LES SOMNIFERES DE L’AFRIQUE
(Toubab du 13 octobre 2006)
Par Rosnert Ludovic ALISSOUTIN

Quel que soit l’angle d’analyse convoqué, l’Afrique, berceau de l’humanité, reste le dernier des continents dans tous les domaines imaginables. Et comme si la misère ne suffisait pas, l’Afrique Noire a pulvérisé tous les records de violation des droits de l’homme. On y égorge son frère pour un morceau de pouvoir, on s’y amuse avec le pouvoir du peuple en associant l’armée républicaine au truquage des élections, on repousse ou ajourne les élections républicaines quand on est pas sûr de gagner, le tout avec la complicité d’une justice injuste et âprement corrompue.

Malgré cette situation chaotique, des rêveurs et des hypocrites, africains ou non, s’amusent à défendre l’Afrique en la présentant comme une terre de chaleur humaine, une éternelle victime du vampirisme occidental. On fait croire au nègre, pour l’endormir, que l’Afrique est une terre d’hospitalité, de convivialité et de communauté, contrairement à l’Occident qui serait une terre d’égoïsme et d’individualisme. Ce cliché est absolument faux. La jalousie est si bien ancrée en Afrique, que les hommes sont obligés de se cacher pour réussir. Tout se passe comme dans un panier à crabe : l’élément qui veut émerger est tiré vers le bas. Dans toutes les villes d’Afrique Noire, sans exception, il n’y a pas une seule rue ou l’on ne retrouve un cabinet de sorcier ou de féticheur où les hommes et les femmes se rendent en masse, munis de projets maléfiques pour anéantir un rival, une coépouse, en voisin, etc. L’Africain qui revient de l’occident où il a amassé beaucoup d’argent, ne cherche pas à investir dans l’optique d’un développement collectif ; il s’empresse d’acheter une voiture, une villa et de prendre plusieurs femmes. Lorsqu’il décide d’investir, il se laisse happé par des secteurs ostentatoires, presque improductifs et égoïstes comme le bâtiment. L’Africain excelle dans le sectarisme, l’ethnicisme, le tribalisme. Des nombreuses tueries africaines ont pour point de départ des rivalités ethniques. Dans certaines ethnies, les hommes et les femmes sont marqués sur la joue et la tempe, comme du bétail, pour être distingués de leurs autres frères africains.
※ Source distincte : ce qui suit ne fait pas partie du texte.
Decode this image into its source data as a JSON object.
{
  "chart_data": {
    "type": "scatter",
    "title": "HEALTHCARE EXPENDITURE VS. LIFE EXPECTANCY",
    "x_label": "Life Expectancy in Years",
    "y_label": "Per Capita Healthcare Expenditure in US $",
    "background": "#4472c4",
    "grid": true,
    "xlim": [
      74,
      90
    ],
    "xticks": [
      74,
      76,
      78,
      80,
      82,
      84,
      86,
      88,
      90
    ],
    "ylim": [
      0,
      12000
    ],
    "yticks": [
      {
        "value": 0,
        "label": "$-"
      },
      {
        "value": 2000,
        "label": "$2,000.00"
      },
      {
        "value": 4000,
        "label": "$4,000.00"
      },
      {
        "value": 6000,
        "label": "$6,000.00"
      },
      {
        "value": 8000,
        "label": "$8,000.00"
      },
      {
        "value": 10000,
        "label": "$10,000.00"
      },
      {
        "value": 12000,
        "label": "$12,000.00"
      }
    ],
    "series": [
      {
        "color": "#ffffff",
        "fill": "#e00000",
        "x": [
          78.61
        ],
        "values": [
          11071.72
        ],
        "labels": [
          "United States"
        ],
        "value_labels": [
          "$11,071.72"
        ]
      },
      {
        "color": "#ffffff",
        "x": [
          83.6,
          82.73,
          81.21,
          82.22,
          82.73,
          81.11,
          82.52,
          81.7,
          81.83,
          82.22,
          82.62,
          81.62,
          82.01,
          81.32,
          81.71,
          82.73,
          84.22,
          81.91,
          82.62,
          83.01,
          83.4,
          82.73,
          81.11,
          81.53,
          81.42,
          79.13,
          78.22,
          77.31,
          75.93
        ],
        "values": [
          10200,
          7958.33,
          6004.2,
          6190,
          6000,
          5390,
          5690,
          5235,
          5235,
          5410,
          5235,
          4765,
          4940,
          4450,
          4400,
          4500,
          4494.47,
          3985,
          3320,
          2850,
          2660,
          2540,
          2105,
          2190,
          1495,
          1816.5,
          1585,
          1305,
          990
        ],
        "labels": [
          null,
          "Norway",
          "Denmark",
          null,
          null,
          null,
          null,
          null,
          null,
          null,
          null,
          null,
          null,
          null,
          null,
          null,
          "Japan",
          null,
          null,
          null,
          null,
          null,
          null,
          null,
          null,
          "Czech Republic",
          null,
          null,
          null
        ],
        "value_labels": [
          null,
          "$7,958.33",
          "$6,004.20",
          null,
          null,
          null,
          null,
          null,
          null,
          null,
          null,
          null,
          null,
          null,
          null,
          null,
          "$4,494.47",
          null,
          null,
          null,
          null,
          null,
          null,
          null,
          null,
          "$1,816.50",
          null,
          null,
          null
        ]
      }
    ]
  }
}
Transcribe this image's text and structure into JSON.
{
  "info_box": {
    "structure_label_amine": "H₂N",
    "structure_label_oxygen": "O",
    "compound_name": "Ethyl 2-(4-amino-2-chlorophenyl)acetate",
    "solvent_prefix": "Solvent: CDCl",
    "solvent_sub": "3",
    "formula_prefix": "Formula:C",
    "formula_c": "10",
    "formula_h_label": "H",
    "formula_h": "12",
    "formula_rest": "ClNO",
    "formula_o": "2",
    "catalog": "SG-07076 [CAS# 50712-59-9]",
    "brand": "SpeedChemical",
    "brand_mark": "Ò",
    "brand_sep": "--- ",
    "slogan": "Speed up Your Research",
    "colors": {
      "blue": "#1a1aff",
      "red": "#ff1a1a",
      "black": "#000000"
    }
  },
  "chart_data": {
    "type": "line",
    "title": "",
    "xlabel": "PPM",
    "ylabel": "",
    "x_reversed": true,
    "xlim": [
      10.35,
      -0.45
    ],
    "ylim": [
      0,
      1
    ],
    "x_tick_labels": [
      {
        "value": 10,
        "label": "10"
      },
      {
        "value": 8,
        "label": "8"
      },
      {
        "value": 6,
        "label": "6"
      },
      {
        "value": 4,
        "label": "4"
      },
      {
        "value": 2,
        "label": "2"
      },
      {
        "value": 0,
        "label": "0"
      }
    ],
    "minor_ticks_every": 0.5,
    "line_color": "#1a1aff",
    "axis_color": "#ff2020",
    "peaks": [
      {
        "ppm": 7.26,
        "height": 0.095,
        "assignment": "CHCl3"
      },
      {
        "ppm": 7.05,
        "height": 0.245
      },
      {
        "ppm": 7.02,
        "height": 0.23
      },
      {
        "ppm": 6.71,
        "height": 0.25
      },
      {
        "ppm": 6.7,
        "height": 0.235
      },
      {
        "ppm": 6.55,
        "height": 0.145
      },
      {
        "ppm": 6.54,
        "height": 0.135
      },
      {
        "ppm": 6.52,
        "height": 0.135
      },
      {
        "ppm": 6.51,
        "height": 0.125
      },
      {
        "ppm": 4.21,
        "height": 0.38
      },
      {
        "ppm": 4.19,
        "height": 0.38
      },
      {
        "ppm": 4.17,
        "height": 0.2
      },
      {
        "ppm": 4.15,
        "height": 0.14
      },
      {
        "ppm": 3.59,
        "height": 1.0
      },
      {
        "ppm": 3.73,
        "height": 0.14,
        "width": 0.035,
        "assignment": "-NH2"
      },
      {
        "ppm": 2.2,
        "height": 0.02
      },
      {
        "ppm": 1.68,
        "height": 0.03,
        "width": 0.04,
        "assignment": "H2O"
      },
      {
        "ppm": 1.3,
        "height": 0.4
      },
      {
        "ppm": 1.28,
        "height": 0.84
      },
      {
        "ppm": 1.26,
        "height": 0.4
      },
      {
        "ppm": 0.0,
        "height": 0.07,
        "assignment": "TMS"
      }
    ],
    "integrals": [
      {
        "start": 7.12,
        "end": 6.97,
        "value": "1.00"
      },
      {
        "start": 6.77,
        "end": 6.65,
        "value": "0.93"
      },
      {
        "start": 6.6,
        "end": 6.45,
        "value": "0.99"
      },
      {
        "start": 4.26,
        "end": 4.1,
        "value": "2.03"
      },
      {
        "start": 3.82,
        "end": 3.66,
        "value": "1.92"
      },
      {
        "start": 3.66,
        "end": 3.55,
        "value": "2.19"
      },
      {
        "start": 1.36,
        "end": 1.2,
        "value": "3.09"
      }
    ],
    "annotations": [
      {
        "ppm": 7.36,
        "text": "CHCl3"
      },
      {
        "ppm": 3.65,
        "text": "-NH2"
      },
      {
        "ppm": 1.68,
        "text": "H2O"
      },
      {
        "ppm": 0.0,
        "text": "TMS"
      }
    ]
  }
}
D’autres slogans stupides comme « Black is beautifull » sont servis aux nègres pour les consoler et les dorloter. Le noir est la seule race dont la peau porte la couleur du deuil. Alors que d’autres ont les cheveux longs et lisses qui brillent même sans produit cosmétique, lui a des cheveux durs et crépus poussant comme des herbes folles. Il a le nez évasé, les lèvres lippues, les fesses démesurées. Certes, il faut, malgré tout, rester fier d’être africain, mais cette fierté ne justifie pas la consommation naïve de slogans distillés par pitié ou condescendance.

On fait croire également que l’Afrique est une terre de palabre, de consensus et de démocratie. Ce mensonge grossier ne résiste pas à une simple observation de la réalité politique. Le sport quotidien des dirigeants africains consiste à emprisonner et à massacrer des opposants, à incendier le service public en gérant le pouvoir républicain comme un bien familial transmissible de père en fils, à narguer la pauvreté des contribuables en volant leur argent à vue d’œil pour le dilapider dans des cérémonies ostentatoires et voyages de prestige, à acheter la police, la gendarmerie, l’armée et la justice à vil prix. Certains s’accrochent au trône présidentiels jusqu’à y mourir après 40 ans de dictature et d’exaction sur les opposants.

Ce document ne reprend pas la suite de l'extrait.